A bittersweet honour for former Young Journalist winner, Yousra Elbagir

One year on, former Thomson Foundation Young Journalist Award winner, Yousra Elbagir, talks about how winning an international award was a dream, but also bittersweet.

I'll never forget the moment I stepped onto the stage last year to accept the Thomson Foundation Young Journalist FPA Award. To stand before journalists whose work I had followed religiously and speak on the pigeonholing of local journalists as "fixers" and "middle men" felt like a dream. But it was bittersweet.

Symptomatic of the times

My talented fellow nominee, Ancillar Mangena, a Zimbabwean reporter based in South Africa, had not been granted a UK visa and could not attend the ceremony. As Salman Yousafzai and I stood for photo opportunities, shook hands with industry leaders and sat through incredible acceptance speeches, I couldn't shake the knot I had in the pit of my stomach.

Ancillar's absence felt symptomatic of the times. We were now in a Brexit Britain. One that was closing its doors to the world, shutting out even the brightest and most accomplished of young professionals.

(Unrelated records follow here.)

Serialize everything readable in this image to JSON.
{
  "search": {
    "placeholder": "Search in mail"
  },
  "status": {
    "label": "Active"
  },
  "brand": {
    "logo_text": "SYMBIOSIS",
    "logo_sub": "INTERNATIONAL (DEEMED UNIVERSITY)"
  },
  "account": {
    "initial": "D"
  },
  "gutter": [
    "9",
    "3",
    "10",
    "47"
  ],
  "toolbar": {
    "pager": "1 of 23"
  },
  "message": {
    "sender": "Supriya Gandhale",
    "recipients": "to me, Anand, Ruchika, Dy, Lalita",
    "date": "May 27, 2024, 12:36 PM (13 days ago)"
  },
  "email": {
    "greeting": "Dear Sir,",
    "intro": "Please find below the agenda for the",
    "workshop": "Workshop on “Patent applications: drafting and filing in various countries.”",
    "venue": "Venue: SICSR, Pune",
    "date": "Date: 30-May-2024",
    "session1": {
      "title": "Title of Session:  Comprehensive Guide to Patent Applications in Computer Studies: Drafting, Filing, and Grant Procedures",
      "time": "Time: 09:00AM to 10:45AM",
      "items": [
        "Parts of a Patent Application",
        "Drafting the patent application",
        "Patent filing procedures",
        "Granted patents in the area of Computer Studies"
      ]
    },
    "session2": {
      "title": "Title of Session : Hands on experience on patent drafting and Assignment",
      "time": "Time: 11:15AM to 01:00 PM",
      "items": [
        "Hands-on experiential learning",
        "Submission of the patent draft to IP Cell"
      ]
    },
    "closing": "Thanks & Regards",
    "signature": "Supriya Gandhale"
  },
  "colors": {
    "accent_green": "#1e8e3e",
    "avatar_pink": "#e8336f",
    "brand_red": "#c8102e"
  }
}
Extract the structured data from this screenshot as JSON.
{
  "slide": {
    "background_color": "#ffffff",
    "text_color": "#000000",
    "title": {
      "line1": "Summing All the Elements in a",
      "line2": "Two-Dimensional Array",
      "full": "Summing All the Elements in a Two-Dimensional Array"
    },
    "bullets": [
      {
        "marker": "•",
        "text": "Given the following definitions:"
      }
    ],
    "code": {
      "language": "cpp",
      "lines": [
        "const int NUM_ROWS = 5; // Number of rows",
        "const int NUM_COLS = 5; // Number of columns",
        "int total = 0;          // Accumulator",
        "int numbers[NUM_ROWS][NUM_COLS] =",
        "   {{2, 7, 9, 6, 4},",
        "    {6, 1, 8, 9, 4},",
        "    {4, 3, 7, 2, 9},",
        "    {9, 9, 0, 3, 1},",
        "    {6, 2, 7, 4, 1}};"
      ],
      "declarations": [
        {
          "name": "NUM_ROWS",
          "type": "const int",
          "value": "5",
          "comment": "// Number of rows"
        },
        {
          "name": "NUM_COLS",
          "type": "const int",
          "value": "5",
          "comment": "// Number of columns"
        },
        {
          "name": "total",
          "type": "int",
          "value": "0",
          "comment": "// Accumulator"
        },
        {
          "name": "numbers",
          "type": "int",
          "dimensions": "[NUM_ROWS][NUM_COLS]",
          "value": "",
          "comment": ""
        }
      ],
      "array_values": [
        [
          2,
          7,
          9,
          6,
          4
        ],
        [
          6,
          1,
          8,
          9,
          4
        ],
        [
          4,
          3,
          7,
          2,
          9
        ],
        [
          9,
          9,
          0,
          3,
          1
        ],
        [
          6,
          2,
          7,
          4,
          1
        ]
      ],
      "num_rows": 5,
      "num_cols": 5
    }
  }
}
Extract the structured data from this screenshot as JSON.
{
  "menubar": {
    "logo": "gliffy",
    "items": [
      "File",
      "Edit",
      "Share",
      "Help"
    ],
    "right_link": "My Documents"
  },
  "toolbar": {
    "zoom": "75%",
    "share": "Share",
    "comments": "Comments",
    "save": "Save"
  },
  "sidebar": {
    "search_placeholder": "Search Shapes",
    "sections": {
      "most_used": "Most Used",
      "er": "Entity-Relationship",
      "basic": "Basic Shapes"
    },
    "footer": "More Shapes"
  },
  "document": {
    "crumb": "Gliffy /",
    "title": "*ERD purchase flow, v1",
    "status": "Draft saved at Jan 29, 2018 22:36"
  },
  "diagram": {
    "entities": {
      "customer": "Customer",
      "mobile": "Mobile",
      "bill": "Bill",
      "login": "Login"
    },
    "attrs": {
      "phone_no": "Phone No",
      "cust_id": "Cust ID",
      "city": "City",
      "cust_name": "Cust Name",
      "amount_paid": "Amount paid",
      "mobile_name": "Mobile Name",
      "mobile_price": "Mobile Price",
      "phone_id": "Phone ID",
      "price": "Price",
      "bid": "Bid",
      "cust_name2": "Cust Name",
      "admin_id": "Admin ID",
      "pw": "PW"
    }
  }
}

It was that train of thought that drove me to move back to the UK. I had originally returned to Sudan out of a sense of duty, an obligation to report on my home country that had suffered from lacklustre coverage. Suddenly, I realised it was much bigger than that. Representation and access were now a global issue, with Trump and Brexit as barometers of an ominous new era.

 

Yousra starts her Channel 4 report in Northern Iraq where there are now 700,000 refugees from the recent battle to liberate the city of Mosul

It's been an incredible 12 months. Triggered by winning the award but also the realisation that complacency is not an option.

Yousra Elbagir, 2016 Young Journalist winner
"I'm a Muslim, Arab, African woman"

Four months later, I was sat in front of Dorothy Byrne, head of current affairs and news at Channel 4, fighting for a spot on the prestigious Dispatches Trainee Scheme. "I'm a Muslim, Arab, African woman," I pleaded. "I have access to insular communities that need representation." I thought my nerves had got the better of me, but she had listened.

A week later, I was arranging to meet Siobhan Sinnerton, Channel 4's commissioning editor, about a reporter position at their flagship current affairs show, Unreported World.

 

Across the Middle East millions of people are now displaced. Many are children and teenagers from a generation who've known nothing but war

 

Seven months later, my Unreported World film from Jordan and Northern Iraq, "Rebuilding Generation War", aired on Channel 4.

It's been an incredible 12 months. Triggered by winning the award but also the realisation that complacency is no longer an option. Those of us between two worlds, Britain and the developing world, must fight the good fight.

 

Yousra Elbagir talks to surgeons at a hospital in Jordan that offers injured young people the chance to restart their lives thanks to life-changing surgery.